Sand chairs come with a price tag but are a worthy investment for coastal folk who love the outdoors. Some counties have sand chairs available for hire.
 A metal stick gets a good grip on firm sand (don't be tempted by pebbles and beware of sinking sand) and for those unable to bend, the stick can be used to loop up long fronds of seaweed, which may then be cut with scissors. A metal stick may became  water logged but once on dry land a quick shake will remove excess water, a wooden stick won't have this problem. A rake can double up as a stick and then, be used when stationary to forage for cockles. An able bodied person may be needed for the gathering and washing, depending on your disability.
Marine botanists have much to learn about seaweed.
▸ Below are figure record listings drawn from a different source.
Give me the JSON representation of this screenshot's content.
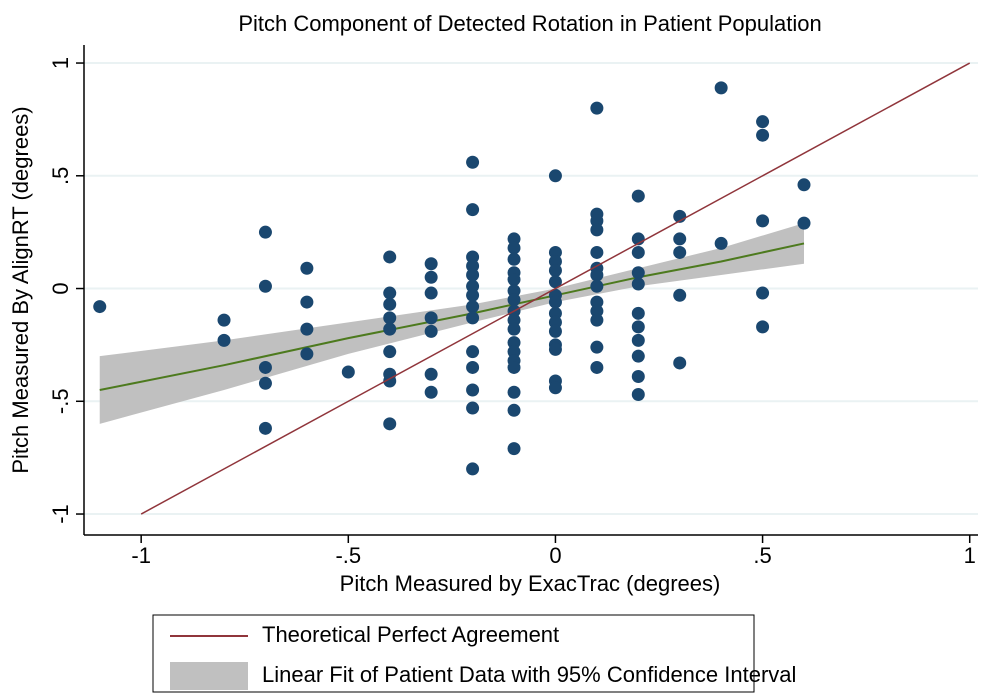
{
  "chart_data": {
    "type": "scatter",
    "title": "Pitch Component of Detected Rotation in Patient Population",
    "x_label": "Pitch Measured by ExacTrac (degrees)",
    "y_label": "Pitch Measured By AlignRT (degrees)",
    "xlim": [
      -1.138,
      1.02
    ],
    "ylim": [
      -1.093,
      1.08
    ],
    "xticks": [
      -1,
      {
        "value": -0.5,
        "label": "-.5"
      },
      0,
      {
        "value": 0.5,
        "label": ".5"
      },
      1
    ],
    "yticks": [
      -1,
      {
        "value": -0.5,
        "label": "-.5"
      },
      0,
      {
        "value": 0.5,
        "label": ".5"
      },
      1
    ],
    "grid": true,
    "series": [
      {
        "type": "scatter",
        "color": "#1a476f",
        "x": [
          -1.1,
          -0.8,
          -0.8,
          -0.7,
          -0.7,
          -0.7,
          -0.7,
          -0.7,
          -0.6,
          -0.6,
          -0.6,
          -0.6,
          -0.5,
          -0.4,
          -0.4,
          -0.4,
          -0.4,
          -0.4,
          -0.4,
          -0.4,
          -0.4,
          -0.4,
          -0.3,
          -0.3,
          -0.3,
          -0.3,
          -0.3,
          -0.3,
          -0.3,
          -0.2,
          -0.2,
          -0.2,
          -0.2,
          -0.2,
          -0.2,
          -0.2,
          -0.2,
          -0.2,
          -0.2,
          -0.2,
          -0.2,
          -0.2,
          -0.2,
          -0.1,
          -0.1,
          -0.1,
          -0.1,
          -0.1,
          -0.1,
          -0.1,
          -0.1,
          -0.1,
          -0.1,
          -0.1,
          -0.1,
          -0.1,
          -0.1,
          -0.1,
          -0.1,
          -0.1,
          0,
          0,
          0,
          0,
          0,
          0,
          0,
          0,
          0,
          0,
          0,
          0,
          0,
          0,
          0.1,
          0.1,
          0.1,
          0.1,
          0.1,
          0.1,
          0.1,
          0.1,
          0.1,
          0.1,
          0.1,
          0.1,
          0.1,
          0.2,
          0.2,
          0.2,
          0.2,
          0.2,
          0.2,
          0.2,
          0.2,
          0.2,
          0.2,
          0.2,
          0.3,
          0.3,
          0.3,
          0.3,
          0.3,
          0.4,
          0.4,
          0.5,
          0.5,
          0.5,
          0.5,
          0.5,
          0.6,
          0.6
        ],
        "values": [
          -0.08,
          -0.14,
          -0.23,
          0.25,
          0.01,
          -0.35,
          -0.42,
          -0.62,
          0.09,
          -0.06,
          -0.18,
          -0.29,
          -0.37,
          0.14,
          -0.02,
          -0.07,
          -0.13,
          -0.18,
          -0.28,
          -0.38,
          -0.41,
          -0.6,
          0.11,
          0.05,
          -0.02,
          -0.13,
          -0.19,
          -0.38,
          -0.46,
          0.56,
          0.35,
          0.14,
          0.1,
          0.06,
          0.01,
          -0.03,
          -0.08,
          -0.13,
          -0.28,
          -0.35,
          -0.45,
          -0.53,
          -0.8,
          0.22,
          0.18,
          0.13,
          0.07,
          0.04,
          -0.01,
          -0.05,
          -0.1,
          -0.14,
          -0.18,
          -0.24,
          -0.28,
          -0.32,
          -0.35,
          -0.46,
          -0.54,
          -0.71,
          0.5,
          0.16,
          0.12,
          0.08,
          0.03,
          -0.03,
          -0.06,
          -0.11,
          -0.15,
          -0.19,
          -0.25,
          -0.27,
          -0.41,
          -0.44,
          0.8,
          0.33,
          0.3,
          0.26,
          0.16,
          0.09,
          0.06,
          0.01,
          -0.06,
          -0.1,
          -0.14,
          -0.26,
          -0.35,
          0.41,
          0.22,
          0.16,
          0.07,
          0.02,
          -0.11,
          -0.17,
          -0.23,
          -0.3,
          -0.39,
          -0.47,
          0.32,
          0.22,
          0.16,
          -0.03,
          -0.33,
          0.89,
          0.2,
          0.74,
          0.68,
          0.3,
          -0.02,
          -0.17,
          0.46,
          0.29
        ]
      },
      {
        "type": "line",
        "name": "Theoretical Perfect Agreement",
        "color": "#90353b",
        "x": [
          -1,
          1
        ],
        "values": [
          -1,
          1
        ]
      },
      {
        "type": "band",
        "name": "Linear Fit of Patient Data with 95% Confidence Interval",
        "color": "#c0c0c0",
        "line_color": "#4d7a1e",
        "x": [
          -1.1,
          -0.8,
          -0.5,
          -0.2,
          0,
          0.2,
          0.4,
          0.6
        ],
        "values": [
          -0.45,
          -0.34,
          -0.22,
          -0.11,
          -0.03,
          0.05,
          0.12,
          0.2
        ],
        "lower": [
          -0.6,
          -0.45,
          -0.29,
          -0.15,
          -0.06,
          0.01,
          0.06,
          0.11
        ],
        "upper": [
          -0.3,
          -0.23,
          -0.15,
          -0.07,
          0,
          0.09,
          0.18,
          0.29
        ]
      }
    ]
  }
}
Identification is in many ways in its infancy but the good news is that unlike some fungi, seaweed isn't poisonous; some species just don't taste very nice.
If you miss August 10th, don't despair there is another super moon on September 9th.
            


     Razor Clam Croquetas with Sea Lettuce 
Croquetas may be a little time consuming to make but once you've mastered a smooth and thick white sauce there is an infinite number of croqueta possibilities. This recipe uses razor clams but shrimp or the more traditional ham would be delicious too.

Makes 12-15 depending on size

What to find:
Marine algae:
2 sea lettuce fronds (c5g)

2 tsps dried sea lettuce
Additional ingredients:
500ml milk
¼ small onion, peeled
75g butter
110g flour
6 razor clams, well washed
Large egg lightly beaten
150g panko breadcrumbs

In a pan heat the milk, onion and a large frond of sea lettuce and simmer over a very low heat for 20minutes.
Heat a large frying pan with 6cm water (to cover the razor clams) and the 2nd sea lettuce frond. Bring the water to the boil and add the well-washed clams. Steam very briefly (remove the clams from the pan as they open). DO NOT OVERCOOK. When cool enough to handle remove the clams from their shells, cut out the grey intestines and cut the cooked clams into 1-2cm lengths
In a second pan melt the butter over a low heat and whisk in the flour to make a paste (roux). Stir continuously until the sauce leaves the sides of the pan clean. This will take at least 7-8 minutes.Very slowly add the warm, strained sea lettuce milk. Stir continuously and cook for a further 15 minutes until the sauce looks like sloppy mashed potato.Transfer the thick sauce to a bowl, add the razor clams and tsp of dried sea lettuce. Mix well, season to taste and cover with clingfilm. When cool, refrigerate for 3-hours.
With floured hands make 6 cm cylinders with the croquetas mix and dip each croqueta in egg and then panko, which the final tsp of dried sea lettuce has been added to.
Heat a deep fat fryer to 170ÂșC (or to manufacturer's instruction) and cook the croquetas in batches of no more than 2 at a time until golden. Drain on kitchen paper and keep warm whilst frying the remaining batch(es). Eat straight away.


It is crucial not to overcook the clams or they will taste chewy (imagine eating a rubber band). I have tried cooking the clams in milk and using it in the sauce but it added sand not flavour. This recipe may be adapted to use sugar kelp.